Acinetobacter baumannii est une bactérie opportuniste responsable d'un nombre croissant d'infections nosocomiales ultra-résistantes et souvent mortelles, notamment de pneumopathies dans les services de réanimation. Le contrôle d'une épidémie à A. baumannii est toujours difficile, et passe par une désinfection soigneuse qui nécessite l'isolement des patients et la fermeture des services contaminés. Récemment, la bactérie A. baumannii a refait parler d'elle au États-Unis, comme étant à l'origine de fréquentes infections au sein des hôpitaux militaires traitant les soldats blessés en Irak et en Afghanistan.

Acinetobacter baumannii en culture sur gélose chocolat. © CNRS Photothèque / Pierre-Edouard Fournier.

Si toutes les bactéries pathogènes peuvent éventuellement devenir porteuses de résistances aux antibiotiques, A. baumannii se caractérise par la vitesse à laquelle elle les accumule.

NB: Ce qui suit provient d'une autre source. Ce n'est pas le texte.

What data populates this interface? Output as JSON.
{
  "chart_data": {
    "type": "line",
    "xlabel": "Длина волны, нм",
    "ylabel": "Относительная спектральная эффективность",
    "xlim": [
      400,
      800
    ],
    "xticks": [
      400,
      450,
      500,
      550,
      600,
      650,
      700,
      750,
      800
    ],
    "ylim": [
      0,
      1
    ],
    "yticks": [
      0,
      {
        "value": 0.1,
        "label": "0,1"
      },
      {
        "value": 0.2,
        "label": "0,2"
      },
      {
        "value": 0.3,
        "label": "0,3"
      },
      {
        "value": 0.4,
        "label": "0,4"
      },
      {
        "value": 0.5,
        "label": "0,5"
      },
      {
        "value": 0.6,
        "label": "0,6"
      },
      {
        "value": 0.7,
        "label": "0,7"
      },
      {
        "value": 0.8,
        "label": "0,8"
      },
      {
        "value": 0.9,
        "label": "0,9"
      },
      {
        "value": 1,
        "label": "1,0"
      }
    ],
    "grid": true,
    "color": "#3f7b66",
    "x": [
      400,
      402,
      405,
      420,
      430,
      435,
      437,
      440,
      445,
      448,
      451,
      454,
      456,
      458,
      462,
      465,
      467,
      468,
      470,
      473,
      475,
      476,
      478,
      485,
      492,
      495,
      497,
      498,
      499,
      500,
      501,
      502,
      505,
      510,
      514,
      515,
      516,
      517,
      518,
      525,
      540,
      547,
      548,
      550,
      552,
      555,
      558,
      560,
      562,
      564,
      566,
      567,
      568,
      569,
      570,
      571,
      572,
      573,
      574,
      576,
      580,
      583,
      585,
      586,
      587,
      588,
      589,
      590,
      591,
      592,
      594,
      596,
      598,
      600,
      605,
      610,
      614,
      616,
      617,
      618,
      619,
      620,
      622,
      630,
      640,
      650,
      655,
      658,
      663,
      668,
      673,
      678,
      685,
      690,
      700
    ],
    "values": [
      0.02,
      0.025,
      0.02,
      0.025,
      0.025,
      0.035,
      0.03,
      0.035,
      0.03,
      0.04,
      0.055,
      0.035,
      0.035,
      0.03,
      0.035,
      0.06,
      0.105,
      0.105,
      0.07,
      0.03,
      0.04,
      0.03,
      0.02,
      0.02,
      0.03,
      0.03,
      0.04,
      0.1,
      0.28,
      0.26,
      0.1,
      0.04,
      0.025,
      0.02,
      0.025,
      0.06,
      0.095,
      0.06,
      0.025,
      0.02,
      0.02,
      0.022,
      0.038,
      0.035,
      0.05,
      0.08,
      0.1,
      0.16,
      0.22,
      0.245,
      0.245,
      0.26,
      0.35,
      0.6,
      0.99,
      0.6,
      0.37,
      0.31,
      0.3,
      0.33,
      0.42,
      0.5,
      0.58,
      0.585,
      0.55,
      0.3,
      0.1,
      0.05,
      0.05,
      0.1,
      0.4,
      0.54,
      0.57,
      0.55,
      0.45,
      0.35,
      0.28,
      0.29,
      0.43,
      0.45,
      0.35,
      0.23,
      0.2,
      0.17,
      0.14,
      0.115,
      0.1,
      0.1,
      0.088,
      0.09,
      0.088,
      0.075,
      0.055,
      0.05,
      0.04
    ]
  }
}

En une trentaine d'années, A. baumannii est passée d'une susceptibilité à la plupart des antibactériens à une résistance quasi-totale. La comparaison du génome (d'environ 4 millions de nucléotides) d'une souche multi-résistante à celui d'une souche restée sensible (associée au pou humain) a révélé la plus grande concentration de gènes de résistance (appelé « îlot de résistance ») jamais découverte : 45 gènes ramassés sur un segment du génome de 86 000 nucléotides, curieusement insérés au milieu d'un gène préexistant. D'une manière surprenante, le même gène est interrompu dans la souche restée susceptible aux antibiotiques, mais « l'îlot » qui s'y trouve inséré est dénué de tout gène de résistance. Le basculement de cette étonnante structure génomique (sorte d'étagère à résistances) d'une forme vide à une forme « pleine » est probablement à l'origine de l'accumulation rapide de résistances multiples chez A. baumannii. Cette hypothèse devra être confirmée par l'analyse du génome d'autres souches multi-résistantes en provenance de toute l'Europe. Un projet européen (6e PCRDT) a été soumis dans ce but.

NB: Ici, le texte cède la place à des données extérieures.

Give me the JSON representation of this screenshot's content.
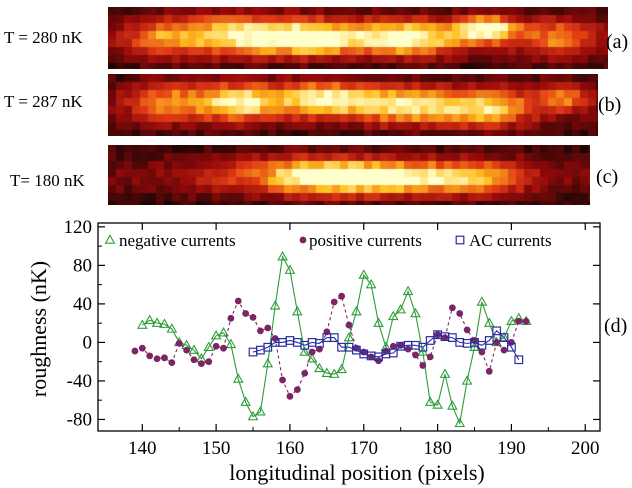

Ces travaux montrent que le séquençage génomique devient un moyen rapide et efficace pour caractériser des pathogènes émergents et identifier en une fois l'ensemble de leurs gènes de résistance. Ils pourront servir à accélérer le diagnostic des infections nosocomiales et à en affiner le traitement.

Notes :
(1) Les laboratoires impliqués : Information génomique et structurale (CNRS, Marseille), Unité des Rickettsies (CNRS, Université de la Méditerranée, Marseille), Génoscope (CNRS, Evry), Département de Bactériologie-Virologie (Hôpital de Bicêtre, Le-Kremlin-Bicêtre)

Références :
Comparative genomics of multi-drug resistance in Acinetobacter baumannii. Fournier PE, Vallenet D, Barbe V, Audic S, Ogata H, et al. (2006). PLoS Genet 2(1): e7.